In 2021, video game marketing tends to be pretty slick. But it wasn’t that long ago that the medium, in the process of trying to drag itself out of the advertising dark ages of the 1980s and ‘90s, was still prone to some decisions that have aged a lot worse than the games they were selling.
And few have aged as poorly as the official Halo 2 condom, which as you can see by the foil packaging Microsoft went to the trouble of making, sure was legally cleared and certified as a functional prophylactic. The “coming soon” was, I’m sure, just a coincidence.
As you can probably imagine, 17 years later these are getting pretty rare, and this one has surfaced recently because it was picked up by Xbox collector @GameboxUkv:
I am very happy for him that he got one that was specifically “new in box,” given the horrific alternative. As he says, there aren’t many of these out there in 2021; he only knows of one other in the hands of a collector, though you can see another that Microsoft had sitting around in the archives here in this video by Halo studio 343 from last year:
There are things you look back on as you get older and say you “regret,” but those are usually things like overly-baggy jeans, and you don’t really regret them, you’re just laughing at the tricks played on us all by the slow passage of time.

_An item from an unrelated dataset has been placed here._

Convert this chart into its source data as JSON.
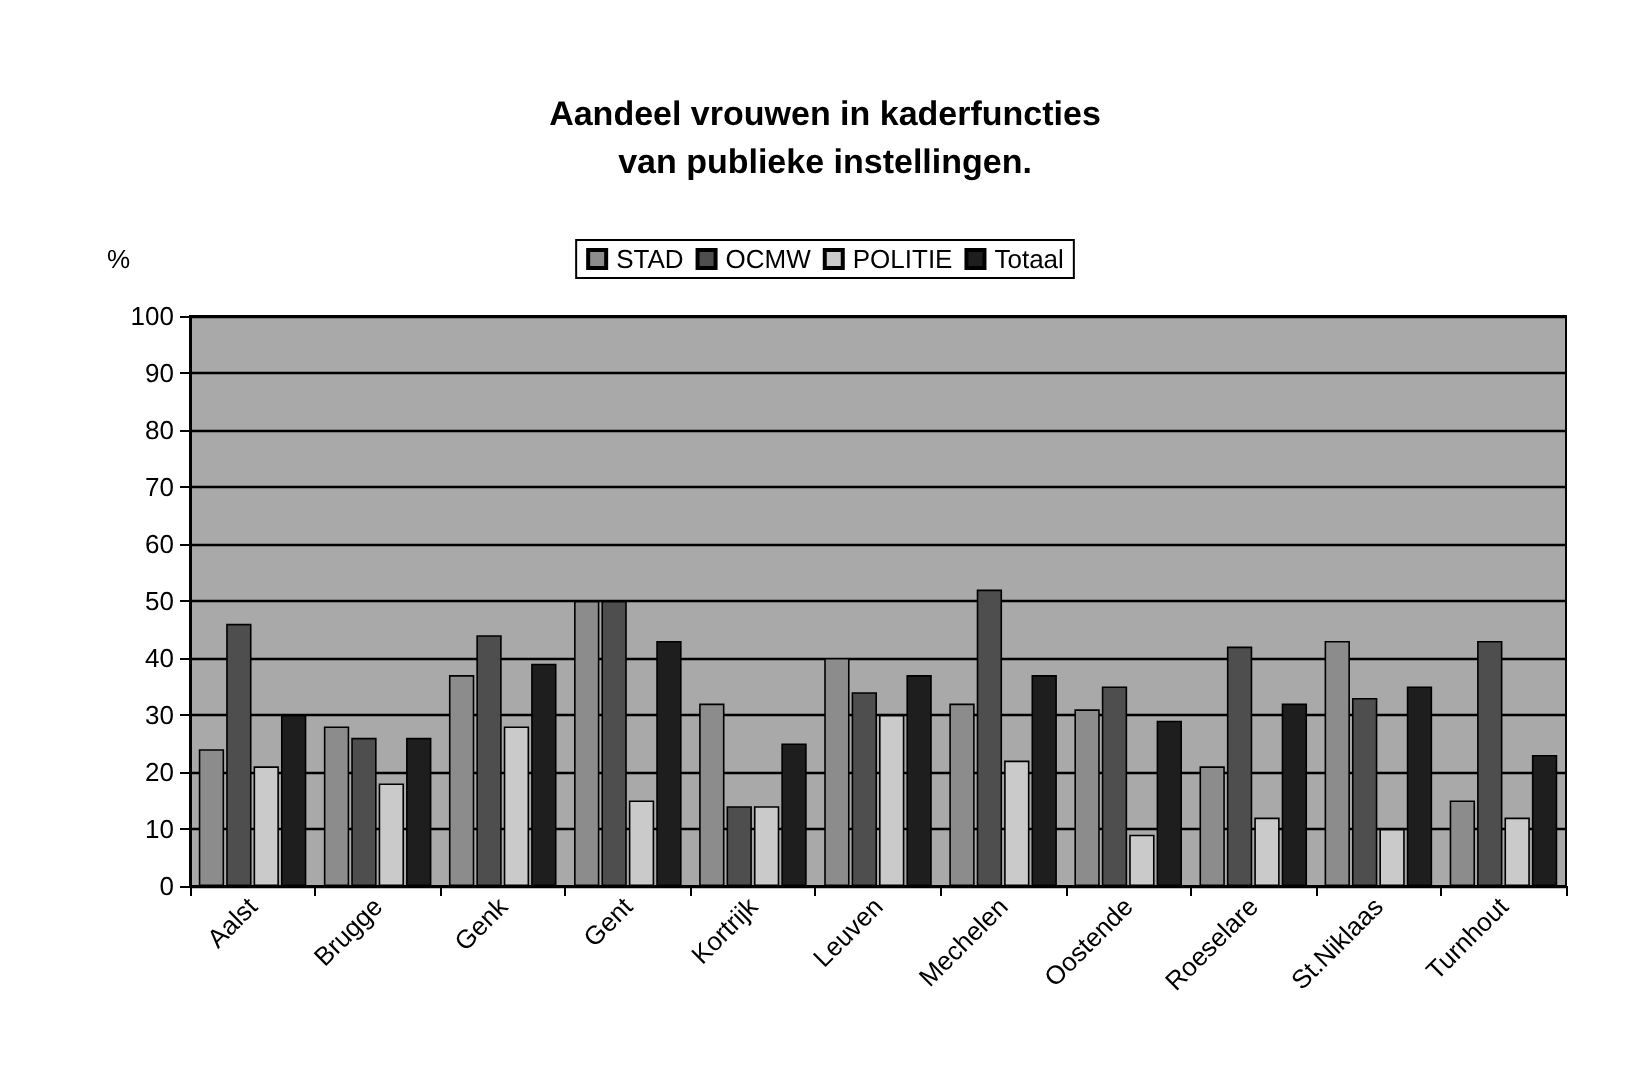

But this? What was the thought process behind a Halo 2 promotional condom beyond “hurnh hurnh let’s make a condom for the fellas”? (Rhetorical question, there wouldn’t have been one!)
Imagine, if you will, a romantic evening in early 2004. The meal is over, it’s a warm summer night, and as you share a cab ride home things start to get intimate. You head upstairs, kissing passionately as you both land on the bed, and then you reach for a drawer on your bedside table.
Out comes a Halo 2 promotional condom. And you both die of shame. RIP.